Lending Association

Stock Story: Vinci

Vinci is built around the pillars of its concessions and contracting operations. From our perspective, the most attractive part of its business is the large and diversified concessions holdings. These provide the lion’s share of earnings and deliver a stable and reliable income stream for investors.

The concessions business is diverse, spanning a wide array of assets. These include everything from toll roads and airports to renewable power and even the Stade de France stadium. This business is without doubt the most important earnings contributor due to the strong profit margins on which it operates. However, the contracting business is also a large operation. Capabilities for this contracting business are significant with the business operating in over 120 countries, with an employee base of more than 270,000 and project types including road construction, buildings, and electrical networks and data centres.

Within the concession business, the most important economic engine comprises the toll roads concessions in France, known as Vinci Autoroutes. Autoroutes operates a collection of road networks covering 4,443 km that represent around half the toll road market in the country and one third of the total motorway network. These motorways are mature concessions and typically grow modestly but predictably as traffic increases and tolls are lifted by 70% of the recorded inflation rate each year. This leads to modest but steady inflation-linked growth in cash flow from these assets. Due to the mature nature of these concessions, they generate significant cash flow, with EBITDA (a cash flow proxy for motorways) of €4.4bn in 2022.

Airports have been an area of growth for the company. In 2019 (the last full year before COVID-19 affected air traffic), Vinci owned or operated airports that moved 255 million passengers, a figure it looks likely to have surpassed in 2023. In 2013, Vinci took relatively modest airport operations and grew them through the acquisition of the airport operator in Portugal, ANA. This asset added key airports such as Lisbon and Porto to its portfolio. Since then, Vinci has taken stakes in airports in the UK, Mexico and Japan. These assets provide a link to the ongoing structural growth in global aviation.

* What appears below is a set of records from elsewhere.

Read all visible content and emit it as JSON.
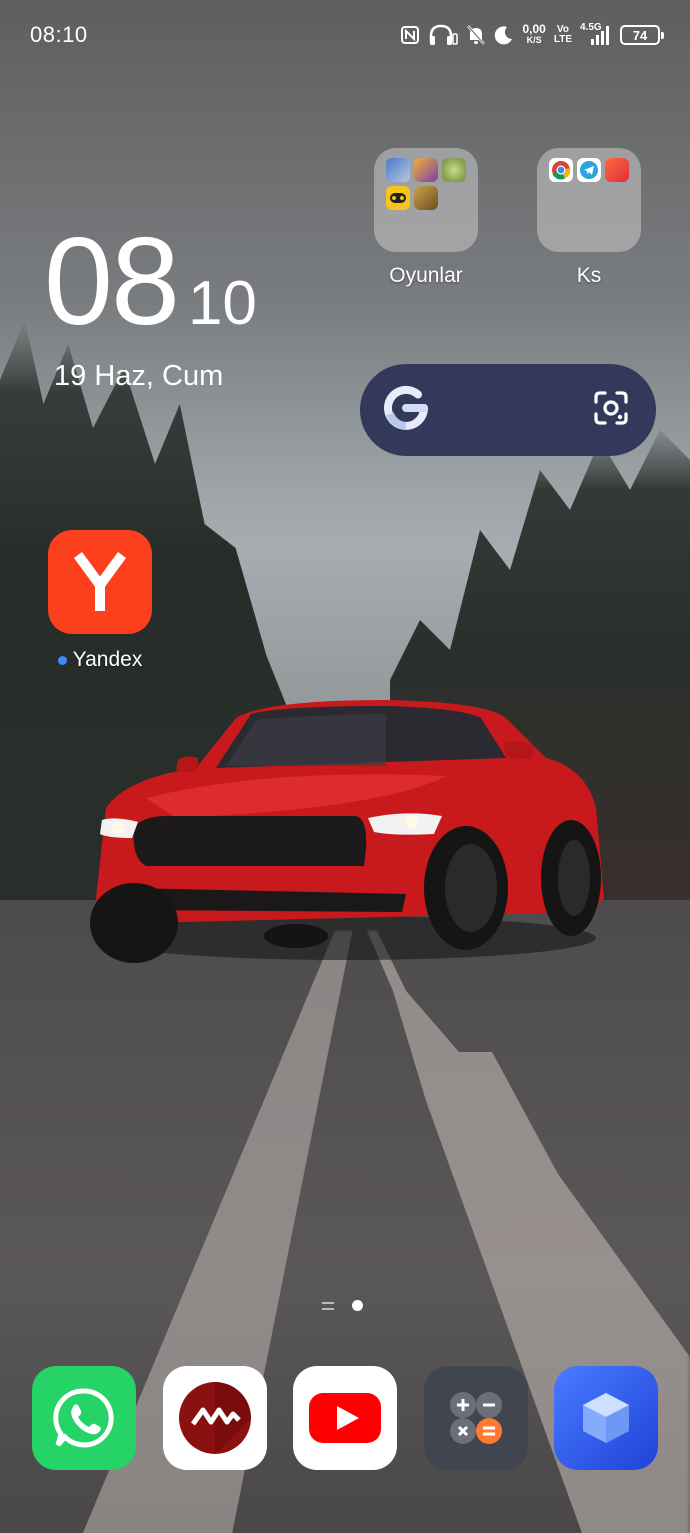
{
  "status_bar": {
    "time": "08:10",
    "net_speed_value": "0,00",
    "net_speed_unit": "K/S",
    "volte_top": "Vo",
    "volte_bottom": "LTE",
    "network_type": "4.5G",
    "battery": "74",
    "icons": [
      "nfc-icon",
      "headphones-icon",
      "bell-off-icon",
      "moon-icon",
      "signal-icon",
      "battery-icon"
    ]
  },
  "clock_widget": {
    "hours": "08",
    "minutes": "10",
    "date": "19 Haz, Cum"
  },
  "folders": [
    {
      "label": "Oyunlar",
      "apps": [
        "pubg-app",
        "clash-app",
        "snake-app",
        "game-controller-app",
        "tank-app"
      ]
    },
    {
      "label": "Ks",
      "apps": [
        "chrome-app",
        "telegram-app",
        "dragon-app"
      ]
    }
  ],
  "search_widget": {
    "icons": [
      "google-g-icon",
      "google-lens-icon"
    ]
  },
  "apps": {
    "yandex": {
      "label": "Yandex",
      "glyph": "Y",
      "color": "#fc3f1d"
    }
  },
  "dock": [
    {
      "name": "whatsapp",
      "color": "#25d366"
    },
    {
      "name": "music-player",
      "color": "#ffffff"
    },
    {
      "name": "youtube",
      "color": "#ffffff"
    },
    {
      "name": "calculator",
      "color": "#40454f"
    },
    {
      "name": "box-app",
      "color": "#2f5cf0"
    }
  ],
  "colors": {
    "search_bg": "#33395a",
    "folder_bg": "rgba(200,200,200,0.55)",
    "notification_dot": "#3b8bff"
  }
}
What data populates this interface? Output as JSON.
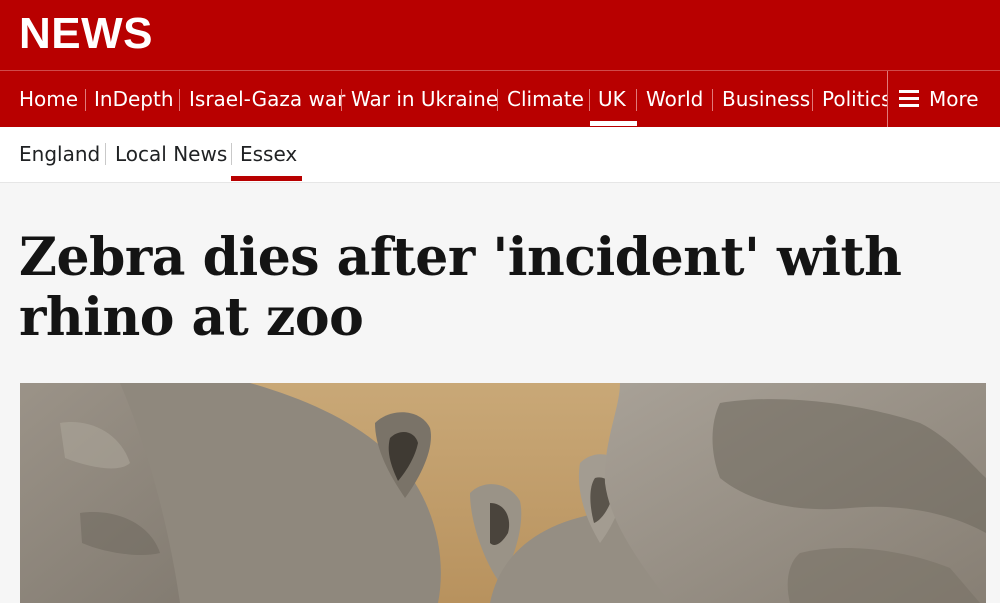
{
  "header": {
    "brand": "NEWS"
  },
  "nav": {
    "items": [
      "Home",
      "InDepth",
      "Israel-Gaza war",
      "War in Ukraine",
      "Climate",
      "UK",
      "World",
      "Business",
      "Politics"
    ],
    "active": "UK",
    "more_label": "More",
    "more_icon": "menu-icon"
  },
  "subnav": {
    "items": [
      "England",
      "Local News",
      "Essex"
    ],
    "active": "Essex"
  },
  "article": {
    "headline": "Zebra dies after 'incident' with rhino at zoo",
    "hero_image": "photo of two rhinos in a dusty zoo enclosure"
  },
  "colors": {
    "brand": "#b80000",
    "text": "#141414",
    "background": "#f6f6f6"
  }
}
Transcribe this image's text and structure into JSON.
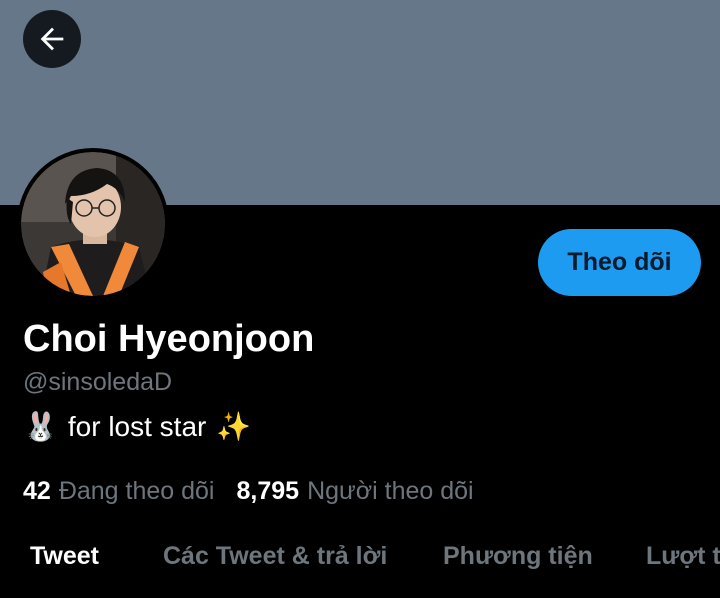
{
  "header": {
    "back_icon": "arrow-left-icon",
    "banner_color": "#66778a"
  },
  "profile": {
    "display_name": "Choi Hyeonjoon",
    "handle": "@sinsoledaD",
    "bio_emoji_start": "🐰",
    "bio_text": "for lost star",
    "bio_emoji_end": "✨",
    "follow_label": "Theo dõi",
    "follow_color": "#1d9bf0"
  },
  "stats": {
    "following_count": "42",
    "following_label": "Đang theo dõi",
    "followers_count": "8,795",
    "followers_label": "Người theo dõi"
  },
  "tabs": [
    {
      "label": "Tweet"
    },
    {
      "label": "Các Tweet & trả lời"
    },
    {
      "label": "Phương tiện"
    },
    {
      "label": "Lượt thích"
    }
  ]
}
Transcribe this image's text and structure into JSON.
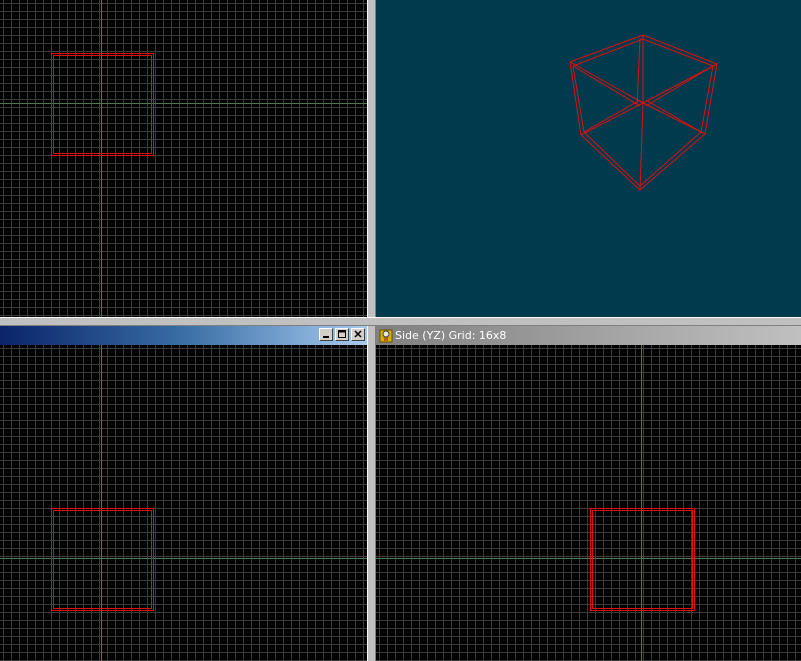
{
  "viewports": {
    "top_left": {
      "title": ""
    },
    "top_right": {
      "title": ""
    },
    "bottom_left": {
      "title": ""
    },
    "bottom_right": {
      "title": "Side (YZ) Grid: 16x8"
    }
  },
  "colors": {
    "grid_background": "#000000",
    "grid_line": "#3c3c3c",
    "axis_line": "#4a7a4a",
    "brush_wire": "#e01010",
    "view3d_background": "#003a4c",
    "splitter": "#c0c0c0"
  },
  "icons": {
    "minimize": "minimize-icon",
    "maximize": "maximize-icon",
    "close": "close-icon",
    "app": "app-icon"
  }
}
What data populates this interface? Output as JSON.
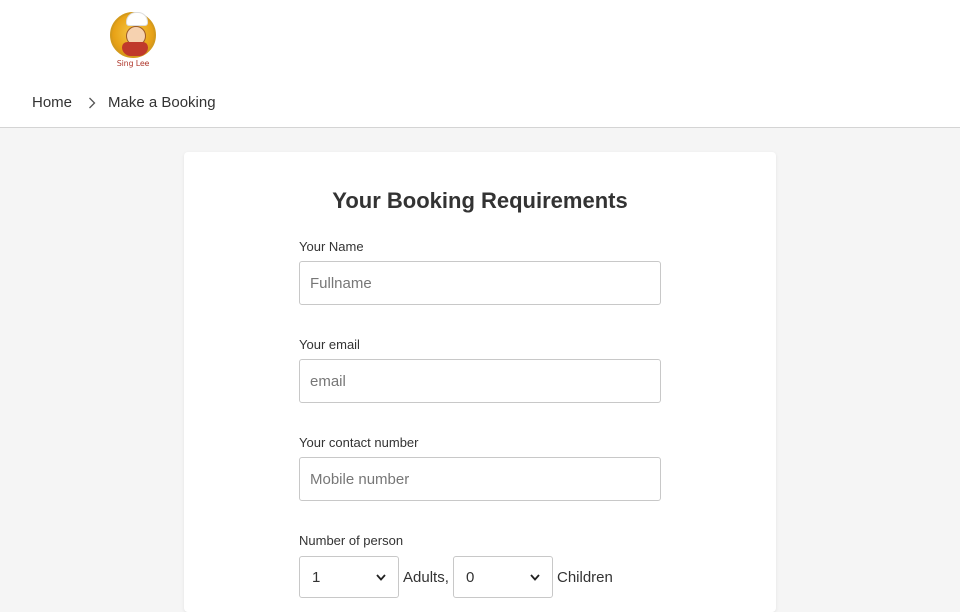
{
  "header": {
    "logo_text": "Sing Lee"
  },
  "breadcrumb": {
    "home": "Home",
    "current": "Make a Booking"
  },
  "form": {
    "title": "Your Booking Requirements",
    "name": {
      "label": "Your Name",
      "placeholder": "Fullname"
    },
    "email": {
      "label": "Your email",
      "placeholder": "email"
    },
    "contact": {
      "label": "Your contact number",
      "placeholder": "Mobile number"
    },
    "persons": {
      "label": "Number of person",
      "adults_value": "1",
      "adults_suffix": "Adults,",
      "children_value": "0",
      "children_suffix": "Children"
    }
  },
  "colors": {
    "page_bg": "#f5f5f5",
    "card_bg": "#ffffff",
    "text": "#333333",
    "border": "#c8c8c8"
  }
}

Vinci has continued to look for areas of growth in which it can profitably deploy capital generated from its existing business. The company has stated its aspirations for significant growth into renewable power. This has arisen through the acquisition of the contractor Cobra IS and its renewable energy development platform. The company has stated a target of over 12 GW of capacity by 2030 as it continues to deploy increasing capital into this opportunity.

Finally, while a minority of Vinci’s earnings, contracting is a large part of the overall business in terms of volume of work. The company is currently sitting on an order book of €63.3bn or around 13.6 months of activity for the group. We expect this operation will continue to generate a meaningful and growing profit contribution, particularly through its energy and electric engineering teams that are benefiting from ongoing expenditure in energy transition and digital transformation. Importantly from a risk point of view, the contracts are highly diversified, with any single ‘difficult to complete’ construction project likely to be a headwind to earnings rather than a significant financial problem for the company.

We consider that the outlook for the business should be steady and predictable with a well-diversified portfolio of infrastructure concession businesses. Meanwhile, management will be focused on continued capital deployment of the significant free cash flow the company generates for its shareholders.